Ishikawas Seven Basic Tools of Quality

Software Testing

Ishikawas Seven Basic Tools of Quality

Most of QA knows about the Ishikawa’s Seven Basic Tools of quality. These tools are basically used to analyze the reports and finding the root cause of the issues in the system. These seven tools are different ways to analyse the system.

In this post i will just explain the basic of each tool and in later post i will explain each of one in detail.

Ishikawa’s Seven Basic Tools of quality

  1. Check Sheet ( Checklist)
  2. Pareto Diagram
  3. Histogram
  4. Scatter Diagram
  5. Run Chart
  6. Cause Effect Diagram
  7. Control Chart

1. Check Sheet  (Check list):

It is nothing but the checklist mostly printed one but now we can use excel for the same. his checklist consists of may be probable failure list,  such as error types, functionality issues, UI issues,  code failure (logical errors) , design issues etc where QA needs to put counts of how many time that particular error has been found at different places in the application. result of having this checklist is getting the overall feel/quality of the product.


2. Pareto Diagram: 

A Pareto Chart is a series of bars whose heights reflect the frequency or impact of problems. The bars are arranged in descending order of height from left to right. This means the categories represented by the tall bars on the left are relatively more significant then those on the right. This bar chart is used to separate the “vital few” from the “trivial many”. These charts are based on the Pareto Principle which states that 80 percent of the problems come from 20 percent of the causes. Pareto charts are extremely useful because they can be used to identify those factors that have the greatest cumulative effect on the system, and thus screen out the less significant factors in an analysis. Ideally, this allows the user to focus attention on a few important factors in a process.

3) Histogram


A Histogram is a variation of a bar chart in which data values are grouped together and put into different classes. This grouping allows you see how frequently data in each class occur in the data set. Higher bars represent more data values in a class. Lower bars represent fewer data values in a class.

4) Scatter Diagram


The scatter diagram is one of the tools of quality.

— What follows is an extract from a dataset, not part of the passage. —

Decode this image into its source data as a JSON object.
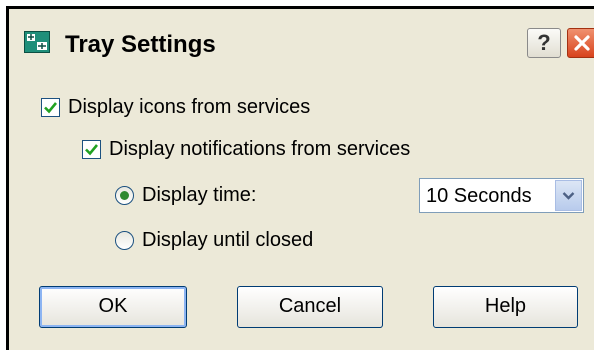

A scatter diagram is a graphical
technique used to analyze the relationship between two variables. It shows whether or not there is correlation between two variables. Correlation refers to the measure of the relationship between two sets of numbers or variables. Two sets of data are plotted on a graph, with the y-axis being used for the variable to be predicted and the x-axis being used for the variable to make the prediction. The graph will show possible relationships (although two variables might appear to be related, they might not be: Those who know most about the variables must make that evaluation). However, correlation does not necessarily mean a direct cause and effect relationship. If it appears that values for one of the variables can be predicted based on the value of the other variable, then there is correlation.

5) Run Chart

Improvement takes place over time. Determining if improvement has really happened and if it is lasting requires observing patterns over time. Run charts are graphs of data over time and are one of the single most important tools in performance improvement.  They help improvement teams formulate aims by depicting how well (or poorly) a process is performing.  They help in determining when changes are truly improvements by displaying a pattern of data that you can observe as you make changes. ƒ They give direction as you work on improvement and information about the value of particular changes.

6) Cause Effect Diagram

The cause and effect diagram is used to explore all the potential or real causes (or inputs) that result in a single effect (or output). Causes are arranged according to their level of importance or detail, resulting in a depiction of relationships and hierarchy of events. This can help you search for root causes, identify areas where there may be problems, and compare the relative importance of different causes.

7) Control Charts:

Control charts are used to routinely monitor quality. Depending on the number of process characteristics to be monitored, there are two basic types of control charts. The first, referred to as a uni-variate control chart, is a graphical display (chart) of one quality characteristic. The second, referred to as a multivariate control chart, is a graphical display of a statistic that summarizes or represents more than one quality characteristic.